When is a Lien Continuous?  [BKR SD OH]

A debtor entered into a contract with a company for the purchase of a vehicle. The company issued a certificate of title subject to its security interest to the debtor. Through a series of assignments and mergers, the company assigned the security interest to the lender. The debtor defaulted on the contract, and the lender repossessed the vehicle and applied for a repossession certificate of title in its own name (the “repossession title”). The lender returned physical possession of the vehicle to the debtor but still held the repossession title. The debtor then filed a Chapter 7 bankruptcy petition. After the petition was filed, the lender issued a new certificate of title with its security interest listed (the “replacement title”). The Chapter 7 trustee (the “trustee”) filed a complaint and moved for summary judgment, alleging the lender’s lien listed on the replacement title was avoidable as an unauthorized post-petition transfer or preference and asked that the lender’s claims be disallowed until it released the lien.

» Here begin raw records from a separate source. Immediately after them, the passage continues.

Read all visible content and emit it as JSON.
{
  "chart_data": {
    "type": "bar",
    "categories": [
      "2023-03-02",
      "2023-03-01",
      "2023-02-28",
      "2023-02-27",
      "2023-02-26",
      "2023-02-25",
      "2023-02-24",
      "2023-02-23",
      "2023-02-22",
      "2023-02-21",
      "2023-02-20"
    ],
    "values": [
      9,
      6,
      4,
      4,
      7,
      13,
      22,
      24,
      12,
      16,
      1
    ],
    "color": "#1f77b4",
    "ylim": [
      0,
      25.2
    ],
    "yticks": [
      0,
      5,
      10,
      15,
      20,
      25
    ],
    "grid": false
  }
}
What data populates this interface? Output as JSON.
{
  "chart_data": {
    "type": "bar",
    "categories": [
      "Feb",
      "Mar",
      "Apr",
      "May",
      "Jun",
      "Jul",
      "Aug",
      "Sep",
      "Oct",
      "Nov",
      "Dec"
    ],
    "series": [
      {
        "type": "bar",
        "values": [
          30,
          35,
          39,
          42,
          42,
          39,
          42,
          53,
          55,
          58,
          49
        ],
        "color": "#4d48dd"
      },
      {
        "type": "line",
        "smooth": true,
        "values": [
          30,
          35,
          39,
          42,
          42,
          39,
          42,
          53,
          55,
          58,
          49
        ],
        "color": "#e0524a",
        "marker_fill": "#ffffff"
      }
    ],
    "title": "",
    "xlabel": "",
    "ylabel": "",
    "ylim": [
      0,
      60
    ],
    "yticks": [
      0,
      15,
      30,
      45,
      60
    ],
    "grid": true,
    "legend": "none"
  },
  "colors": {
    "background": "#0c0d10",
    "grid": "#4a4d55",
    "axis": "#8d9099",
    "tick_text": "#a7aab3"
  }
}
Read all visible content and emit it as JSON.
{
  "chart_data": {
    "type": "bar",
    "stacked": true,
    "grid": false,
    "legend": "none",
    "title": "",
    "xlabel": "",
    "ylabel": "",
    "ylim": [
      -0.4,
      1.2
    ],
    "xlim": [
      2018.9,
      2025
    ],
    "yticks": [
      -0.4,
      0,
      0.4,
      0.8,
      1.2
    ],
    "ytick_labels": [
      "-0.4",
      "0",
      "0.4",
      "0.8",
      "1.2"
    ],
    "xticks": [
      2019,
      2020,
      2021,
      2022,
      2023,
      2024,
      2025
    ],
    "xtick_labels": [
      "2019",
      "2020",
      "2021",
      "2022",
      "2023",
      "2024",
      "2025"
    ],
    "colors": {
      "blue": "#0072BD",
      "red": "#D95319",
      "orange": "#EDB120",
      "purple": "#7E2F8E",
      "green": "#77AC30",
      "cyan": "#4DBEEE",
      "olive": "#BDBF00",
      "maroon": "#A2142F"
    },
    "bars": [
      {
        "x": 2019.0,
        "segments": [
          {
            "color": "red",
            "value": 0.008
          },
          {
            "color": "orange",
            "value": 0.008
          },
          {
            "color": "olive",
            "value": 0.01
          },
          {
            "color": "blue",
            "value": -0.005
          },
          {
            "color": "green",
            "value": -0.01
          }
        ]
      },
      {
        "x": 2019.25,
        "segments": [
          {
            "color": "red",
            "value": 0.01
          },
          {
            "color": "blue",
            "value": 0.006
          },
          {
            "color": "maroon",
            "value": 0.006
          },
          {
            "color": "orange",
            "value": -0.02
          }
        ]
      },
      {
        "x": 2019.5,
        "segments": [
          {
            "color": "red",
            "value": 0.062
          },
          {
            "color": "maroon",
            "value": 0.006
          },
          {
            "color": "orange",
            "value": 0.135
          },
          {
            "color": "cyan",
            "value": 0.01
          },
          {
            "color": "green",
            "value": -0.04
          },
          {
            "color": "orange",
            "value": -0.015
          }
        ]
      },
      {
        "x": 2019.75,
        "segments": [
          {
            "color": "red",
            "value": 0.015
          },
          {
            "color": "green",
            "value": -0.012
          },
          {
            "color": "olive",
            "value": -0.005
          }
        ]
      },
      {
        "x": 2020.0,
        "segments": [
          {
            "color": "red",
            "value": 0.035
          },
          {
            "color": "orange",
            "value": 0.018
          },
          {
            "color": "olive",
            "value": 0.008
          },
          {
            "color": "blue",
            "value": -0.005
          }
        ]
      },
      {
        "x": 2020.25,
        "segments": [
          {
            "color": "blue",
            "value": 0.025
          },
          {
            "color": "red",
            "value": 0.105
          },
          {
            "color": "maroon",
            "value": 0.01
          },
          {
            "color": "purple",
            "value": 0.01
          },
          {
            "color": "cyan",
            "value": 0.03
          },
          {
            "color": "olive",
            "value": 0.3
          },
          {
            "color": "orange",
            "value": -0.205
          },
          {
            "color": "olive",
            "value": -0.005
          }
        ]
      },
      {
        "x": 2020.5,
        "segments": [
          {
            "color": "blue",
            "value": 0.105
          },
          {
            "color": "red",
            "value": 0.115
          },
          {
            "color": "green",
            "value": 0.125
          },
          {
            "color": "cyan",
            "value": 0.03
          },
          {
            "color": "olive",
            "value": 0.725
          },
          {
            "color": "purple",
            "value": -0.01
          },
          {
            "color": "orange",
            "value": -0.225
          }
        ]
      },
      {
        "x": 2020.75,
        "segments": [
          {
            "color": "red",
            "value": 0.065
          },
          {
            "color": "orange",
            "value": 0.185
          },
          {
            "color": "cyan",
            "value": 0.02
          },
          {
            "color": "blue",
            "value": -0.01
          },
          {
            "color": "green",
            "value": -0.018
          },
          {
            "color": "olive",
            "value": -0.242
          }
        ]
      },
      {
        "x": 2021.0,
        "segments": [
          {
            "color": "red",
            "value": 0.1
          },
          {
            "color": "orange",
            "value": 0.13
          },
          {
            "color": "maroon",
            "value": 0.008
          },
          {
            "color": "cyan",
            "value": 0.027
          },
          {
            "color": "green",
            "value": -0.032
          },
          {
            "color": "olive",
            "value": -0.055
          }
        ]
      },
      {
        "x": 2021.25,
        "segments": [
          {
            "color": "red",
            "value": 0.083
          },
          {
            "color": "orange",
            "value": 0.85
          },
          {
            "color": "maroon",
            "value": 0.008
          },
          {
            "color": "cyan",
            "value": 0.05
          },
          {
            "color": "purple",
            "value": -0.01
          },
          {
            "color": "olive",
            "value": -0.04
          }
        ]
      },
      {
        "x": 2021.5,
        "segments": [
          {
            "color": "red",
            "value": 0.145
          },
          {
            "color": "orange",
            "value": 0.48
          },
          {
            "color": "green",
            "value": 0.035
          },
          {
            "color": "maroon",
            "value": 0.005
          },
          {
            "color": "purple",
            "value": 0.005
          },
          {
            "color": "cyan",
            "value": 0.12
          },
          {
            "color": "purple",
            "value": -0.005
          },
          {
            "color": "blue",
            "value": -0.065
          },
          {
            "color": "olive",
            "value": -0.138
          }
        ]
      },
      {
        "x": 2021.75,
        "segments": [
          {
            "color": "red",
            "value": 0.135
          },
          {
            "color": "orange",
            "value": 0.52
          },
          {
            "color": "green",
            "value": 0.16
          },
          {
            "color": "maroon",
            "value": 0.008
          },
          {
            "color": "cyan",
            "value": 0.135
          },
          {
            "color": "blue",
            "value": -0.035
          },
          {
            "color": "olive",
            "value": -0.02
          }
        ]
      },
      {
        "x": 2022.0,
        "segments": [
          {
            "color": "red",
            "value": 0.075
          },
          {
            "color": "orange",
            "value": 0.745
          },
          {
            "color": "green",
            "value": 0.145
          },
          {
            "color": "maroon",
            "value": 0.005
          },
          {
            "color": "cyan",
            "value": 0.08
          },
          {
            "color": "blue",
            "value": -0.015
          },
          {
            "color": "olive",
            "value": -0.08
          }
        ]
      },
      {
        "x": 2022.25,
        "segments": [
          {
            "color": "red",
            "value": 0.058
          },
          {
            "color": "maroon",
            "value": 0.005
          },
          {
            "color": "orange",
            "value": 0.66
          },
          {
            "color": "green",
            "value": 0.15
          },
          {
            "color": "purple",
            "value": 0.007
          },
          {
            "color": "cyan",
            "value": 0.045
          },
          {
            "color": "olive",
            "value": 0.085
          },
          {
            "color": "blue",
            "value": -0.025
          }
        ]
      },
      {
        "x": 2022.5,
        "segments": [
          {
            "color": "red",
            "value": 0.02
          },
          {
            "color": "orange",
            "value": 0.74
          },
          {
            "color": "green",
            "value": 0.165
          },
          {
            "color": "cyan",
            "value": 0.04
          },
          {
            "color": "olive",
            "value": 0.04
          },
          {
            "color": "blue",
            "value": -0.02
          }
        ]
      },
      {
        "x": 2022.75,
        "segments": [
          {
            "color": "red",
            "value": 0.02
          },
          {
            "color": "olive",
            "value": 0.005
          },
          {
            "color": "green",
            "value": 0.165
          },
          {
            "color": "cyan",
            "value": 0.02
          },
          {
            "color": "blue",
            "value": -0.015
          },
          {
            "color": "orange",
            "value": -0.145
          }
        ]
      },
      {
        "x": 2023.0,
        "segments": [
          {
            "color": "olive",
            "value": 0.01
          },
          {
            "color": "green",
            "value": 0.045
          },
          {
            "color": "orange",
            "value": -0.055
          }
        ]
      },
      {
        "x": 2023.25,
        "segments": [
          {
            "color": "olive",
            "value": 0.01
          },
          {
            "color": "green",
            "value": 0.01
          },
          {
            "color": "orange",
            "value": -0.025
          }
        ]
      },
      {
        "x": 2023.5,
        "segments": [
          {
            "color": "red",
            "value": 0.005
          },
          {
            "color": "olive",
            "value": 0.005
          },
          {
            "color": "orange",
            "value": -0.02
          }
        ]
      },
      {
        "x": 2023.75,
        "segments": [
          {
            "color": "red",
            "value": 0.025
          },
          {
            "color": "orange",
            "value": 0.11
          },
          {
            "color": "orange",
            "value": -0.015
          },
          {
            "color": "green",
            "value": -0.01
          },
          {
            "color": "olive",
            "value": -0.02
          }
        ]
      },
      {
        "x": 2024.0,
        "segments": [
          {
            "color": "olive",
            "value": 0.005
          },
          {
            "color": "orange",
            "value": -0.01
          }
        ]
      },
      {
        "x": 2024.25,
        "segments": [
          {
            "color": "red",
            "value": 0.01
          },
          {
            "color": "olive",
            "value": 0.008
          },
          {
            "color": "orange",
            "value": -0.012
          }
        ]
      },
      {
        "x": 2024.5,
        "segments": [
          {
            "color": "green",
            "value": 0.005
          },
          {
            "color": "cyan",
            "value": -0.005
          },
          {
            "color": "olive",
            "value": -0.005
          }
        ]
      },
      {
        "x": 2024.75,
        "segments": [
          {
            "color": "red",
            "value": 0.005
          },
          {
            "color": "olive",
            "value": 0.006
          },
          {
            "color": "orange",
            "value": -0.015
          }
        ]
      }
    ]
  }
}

In Friesinger v. MyUSA Credit Union, Inc. (In re Badger), No. 21-31277, 2023 Bankr. LEXIS 1175 (­­Bankr. S.D. Ohio Apr. 26, 2023) (unpublished opinion), the bankruptcy court held that the lender continuously maintained its security interest and, therefore, no transfer occurred that would make the security interest avoidable by the trustee. First, the lender held the security interest as noted on the original certificate that was issued following the purchase of the vehicle. Second, the court found that the lender retained rights in the vehicle even while it had repossession title because, under Ohio law, when a lender holds a repossession title, the debtor still maintains a right of redemption and equitable title until the time the secured collateral is sold. Therefore, the lender did not get full rights to the collateral upon issuance of a repossession title but rather a mechanism to exercise its legal remedies on the vehicle. As such, the lender’s security interest on the vehicle remained (if the lender had sold the vehicle, the security interest would have been paid with the proceeds). Lastly, the lender held the lien as listed on the replacement title issued to the debtor post-petition. The court distinguished the facts of this case from a case where a debtor is sold a vehicle pre-petition, and the lender fails to place a security interest at all on the vehicle until post-petition. Here, the security interest already existed pre-petition. The lender, therefore, had an enforceable and perfected security interest throughout the entire process ­– in the security interest listed on the original title, in the maintained security interest rights while it held the repossession title, and when it issued a replacement title with its security interest listed. The court found the issuance of the replacement title post-petition when the lender had continuously maintained its security interest was merely a ministerial act and not a transfer of property of the estate (i.e., a new security interest had not been created). Because there was no transfer, the security interest was not avoidable as an unauthorized post-petition transfer under 11 U.S.C. § 549 or as a preference.